Impact of Environmental Conditions (pH, Ionic Strength, and Electrolyte Type) on the Surface Charge and Aggregation of Silver Nanoparticles Suspensions

• Published in: Environmental science & technology Vol. 44; no. 4; pp. 1260 - 1266
• Main Authors: Badawy, Amro M. El, Luxton, Todd P, Silva, Rendahandi G, Scheckel, Kirk G, Suidan, Makram T, Tolaymat, Thabet M
• Format: Journal Article
• Language: English
• Published: Washington, DC American Chemical Society 15.02.2010
• Subjects: Applied sciences; Chemical reactions; Chemical synthesis; Electrolytes; Environmental Processes; Environmental science; Exact sciences and technology; Fluid mechanics; Hydrogen-Ion Concentration; Ions; Metal Nanoparticles - chemistry; Nanoparticles; Pollution; Silver; Silver - chemistry; Surface Properties; Surface charge; Ionic strength; Nanoparticle; Chlorides; Environment impact; Environmental factor; Hydrodynamics; Colloid particle
• ISSN: 0013-936X; 1520-5851
• DOI: 10.1021/es902240k

The impact of capping agents and environmental conditions (pH, ionic strength, and background electrolytes) on surface charge and aggregation potential of silver nanoparticles (AgNPs) suspensions were investigated. Capping agents are chemicals used in the synthesis of nanoparticles to prevent aggregation.
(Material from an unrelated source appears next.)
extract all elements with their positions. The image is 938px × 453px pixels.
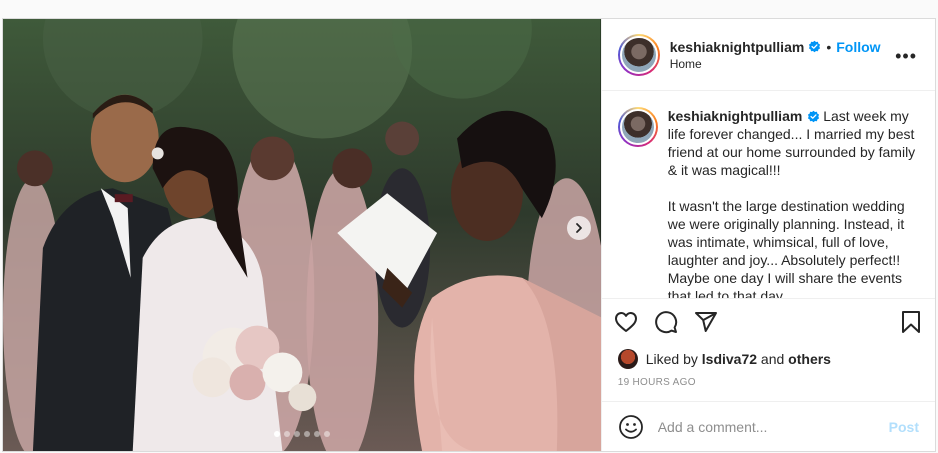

The AgNPs examined in the study were as follows: (a) uncoated AgNPs (H2−AgNPs), (b) electrostatically stabilized (citrate and NaBH4−AgNPs), (c) sterically stabilized (polyvinylpyrrolidone (PVP)-AgNPs), and (d) electrosterically stabilized (branched polyethyleneimine (BPEI)-AgNPs)). The uncoated (H2−AgNPs), the citrate, and NaBH4-coated AgNPs aggregated at higher ionic strengths (100 mM NaNO3) and/or acidic pH (3.0). For these three nanomaterials, chloride (Cl−, 10 mM), as a background electrolyte, resulted in a minimal change in the hydrodynamic diameter even at low pH (3.0). This was limited by the presence of residual silver ions, which resulted in the formation of stable negatively charged AgCl colloids. Furthermore, the presence of Ca2+ (10 mM) resulted in aggregation of the three previously identified AgNPs regardless of the pH. As for PVP coated AgNPs, the ionic strength, pH and electrolyte type had no impact on the aggregation of the sterically stabilized AgNPs. The surface charge and aggregation of the BPEI coated AgNPs varied according to the solution pH.